Tuesday, May 2, 2017
Edibles in your Garden Landscape
Most gardens today are solely ornamental and many of the ones that are edible are tucked into hidden corners of back yards, valued solely for their contribution to the pantry. Before herb gardens and vegetable gardens were relegated to their own spaces, kitchen gardens, cottage gardens, and landscapes around homes were filled plants that were as beautiful as they were useful.
Fortunately, edible landscaping is making a comeback, with more home gardeners choosing to plant attractive edibles that are easy on the eye as well as the dinner plate. A productive, functional and beautiful landscape can be grown on any scale and is especially useful when gardening in a limited space.
Consider adding a few edibles to your garden from the Garden Club of Villa Park Plant Sale (May 12 & 13, 2017 - 320 E Wildwood, Villa Park, IL) You can get details and pre-order forms on their website: www.homegardening.org.
Here are a few basic ideas to get your edibles mixed into your garden landscape:
Height and Depth: pairing together edibles of varying heights in one bed or area creates an interesting look similar to wilder-inclined flower beds. Most vegetables prefer a full day of sun, but some can tolerate 4 to 6 hours of sun. Any greens and cool-weather loving edibles enjoy the relief of some shade in the hottest parts of the year, so consider interplanting them with taller sun-loving vegetables and edible flowers or herbs. For example, the handsome Spotted Trout Lettuce can be planted under Ping Pong Tomatoes for contrasting colors, depth, height, and a one-stop salad harvest. African Crackerjack Marigolds (a very tall variety) can serve as a backdrop for a row of alternating Red Russian Kale and Purple Vienna Kolhrabi, with Arugula or Spinach interplanted between the brassicas – for a rich landscape of orange, red, purple, and deep green.

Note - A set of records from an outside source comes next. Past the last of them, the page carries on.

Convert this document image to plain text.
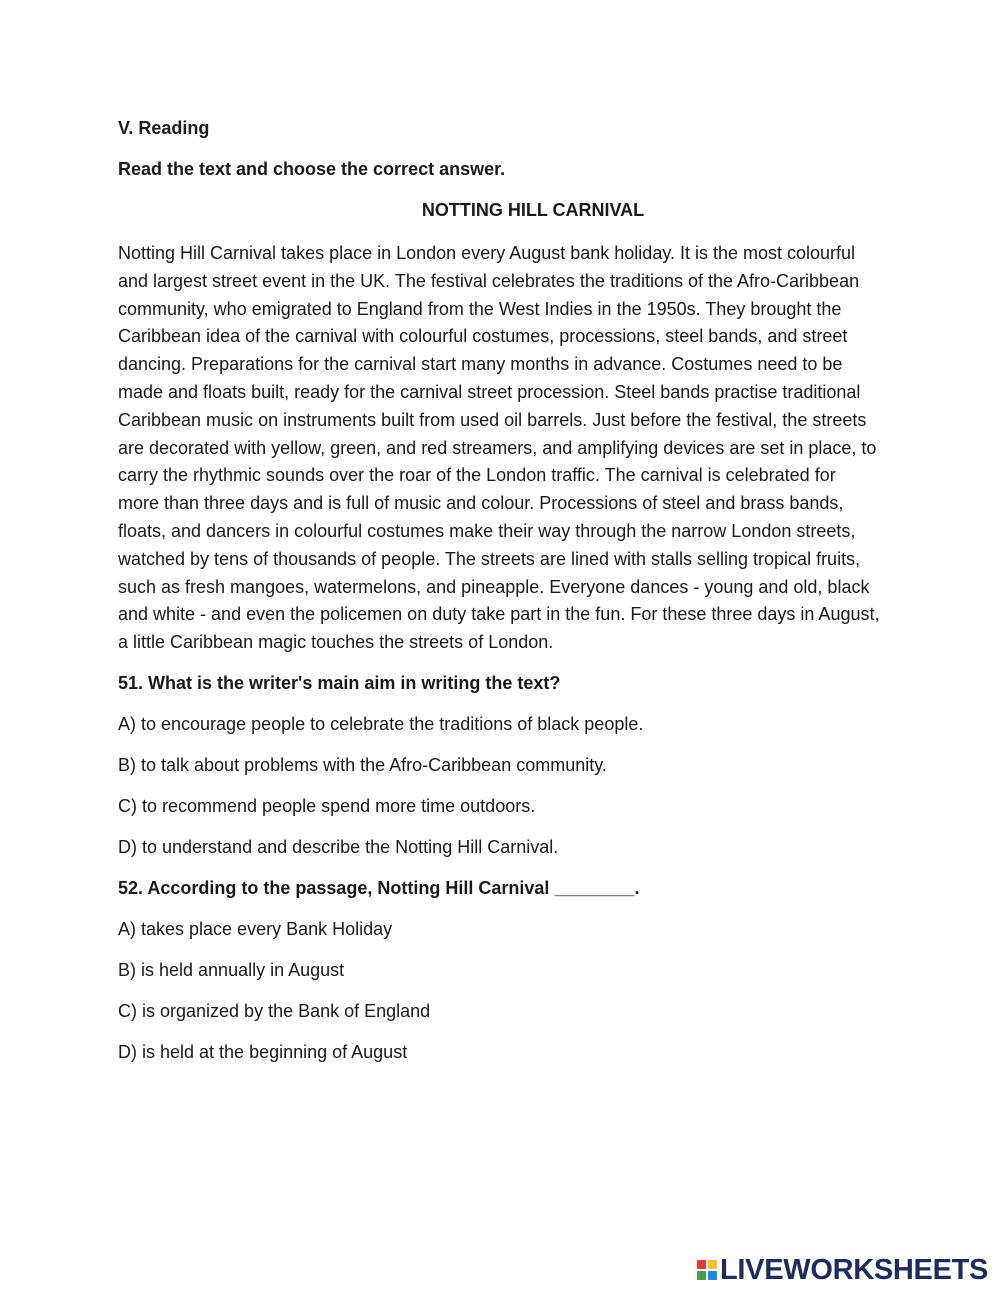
V. Reading
Read the text and choose the correct answer.
NOTTING HILL CARNIVAL
Notting Hill Carnival takes place in London every August bank holiday. It is the most colourful
and largest street event in the UK. The festival celebrates the traditions of the Afro-Caribbean
community, who emigrated to England from the West Indies in the 1950s. They brought the
Caribbean idea of the carnival with colourful costumes, processions, steel bands, and street
dancing. Preparations for the carnival start many months in advance. Costumes need to be
made and floats built, ready for the carnival street procession. Steel bands practise traditional
Caribbean music on instruments built from used oil barrels. Just before the festival, the streets
are decorated with yellow, green, and red streamers, and amplifying devices are set in place, to
carry the rhythmic sounds over the roar of the London traffic. The carnival is celebrated for
more than three days and is full of music and colour. Processions of steel and brass bands,
floats, and dancers in colourful costumes make their way through the narrow London streets,
watched by tens of thousands of people. The streets are lined with stalls selling tropical fruits,
such as fresh mangoes, watermelons, and pineapple. Everyone dances - young and old, black
and white - and even the policemen on duty take part in the fun. For these three days in August,
a little Caribbean magic touches the streets of London.
51. What is the writer's main aim in writing the text?
A) to encourage people to celebrate the traditions of black people.
B) to talk about problems with the Afro-Caribbean community.
C) to recommend people spend more time outdoors.
D) to understand and describe the Notting Hill Carnival.
52. According to the passage, Notting Hill Carnival ________.
A) takes place every Bank Holiday
B) is held annually in August
C) is organized by the Bank of England
D) is held at the beginning of August
LIVEWORKSHEETS
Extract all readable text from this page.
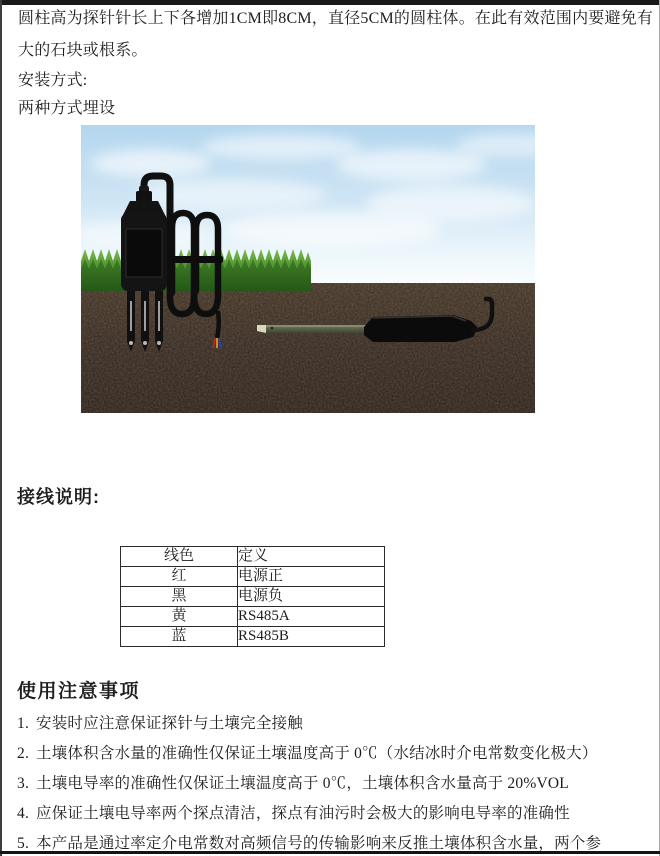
圆柱高为探针针长上下各增加1CM即8CM，直径5CM的圆柱体。在此有效范围内要避免有
大的石块或根系。
安装方式:
两种方式埋设
接线说明:
线色	定义
红	电源正
黑	电源负
黄	RS485A
蓝	RS485B
使用注意事项
1. 安装时应注意保证探针与土壤完全接触
2. 土壤体积含水量的准确性仅保证土壤温度高于 0℃（水结冰时介电常数变化极大）
3. 土壤电导率的准确性仅保证土壤温度高于 0℃，土壤体积含水量高于 20%VOL
4. 应保证土壤电导率两个探点清洁，探点有油污时会极大的影响电导率的准确性
5. 本产品是通过率定介电常数对高频信号的传输影响来反推土壤体积含水量，两个参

In extra cramped quarters, the same effects can be achieved within one pot. For example, Nasturtiums (edible flowers with a peppery kick) can serve as a “groundcover,” draping over the side of a tall container, with one Rainbow Chard and Tom Thumb Pea plant growing up from the center of the pot.
Succession sowing is also a useful tool both for food production and for growing an edible landscape. For example, radishes – a quickly maturing crop -- can be interplanted with Red Express Cabbage – a pretty, petite cabbage that matures quickly, for a cabbage. Sunflowers can be added to complete the trio, which will eventually grow tall enough to shade out the entire area, but not before the radishes and cabbages are ready to be harvested. You can also use succession planting to give a continuous crop for herbs like dill or cilantro which can form seed rather quickly eliminating the ability to harvest the tasty leaves.
Colorful Contrast: Simply planting your go-to vegetables in a new formation creates a beautiful, new landscape. Planting Purple Peacock Broccoli and Cauliflower in one block will make for a snow white and rich purple/green checkerboard. Grouping a variety of colorful flowers and vegetables in a cluster instead of a row will automatically bring aesthetic interest to a corner of your garden.
The easiest way to create colorful contrast is to let some of your edible plantings go to seed! Not only will you end season with your very own seed bank, but ordinary plants will assume beautiful, new forms: lettuces, for example, will grow tall and bloom like clusters of tiny dandelions; leeks will shoot out one long stalk with a giant, lavender-hued, globe-shaped blossom.
Choose unusual varieties of usual vegetables in the interest of color, nutrition, and flavor. Merlot Lettuce is merlot colored, Lemon Cucumbers are lemon colored, and Rainbow Chard, yes – also true to its name – comes with stalks in varying colors.
Substitute: Another helpful way to think about edible landscapes is to substitute edible varieties for each role you want a plant to serve in the garden. Want a vine to climb up the back fence? How about peas, followed by pole beans: they have beautiful flowers and foliage and also produce delicious pods. Looking for a petite tuft of grass to edge your pathway? How about chives instead – a hardy, perennial with great flavor and attractive magenta blooms. Thyme works great not only as an indispensable seasoning, but as a groundcover too, especially in between a stone pathway. Purple Basil can substitute for a coleus and has the same burgundy foliage. Adding edible flowers to the flower garden can give you double duty. Chamomile and feverfew look like small daisies; Borage, bachelor Buttons, Love-in-a-Mist can all be eaten; Nasturtiums are well known for the peppery flavor of the leaves and the flowers. And pansies and calendula are also edible.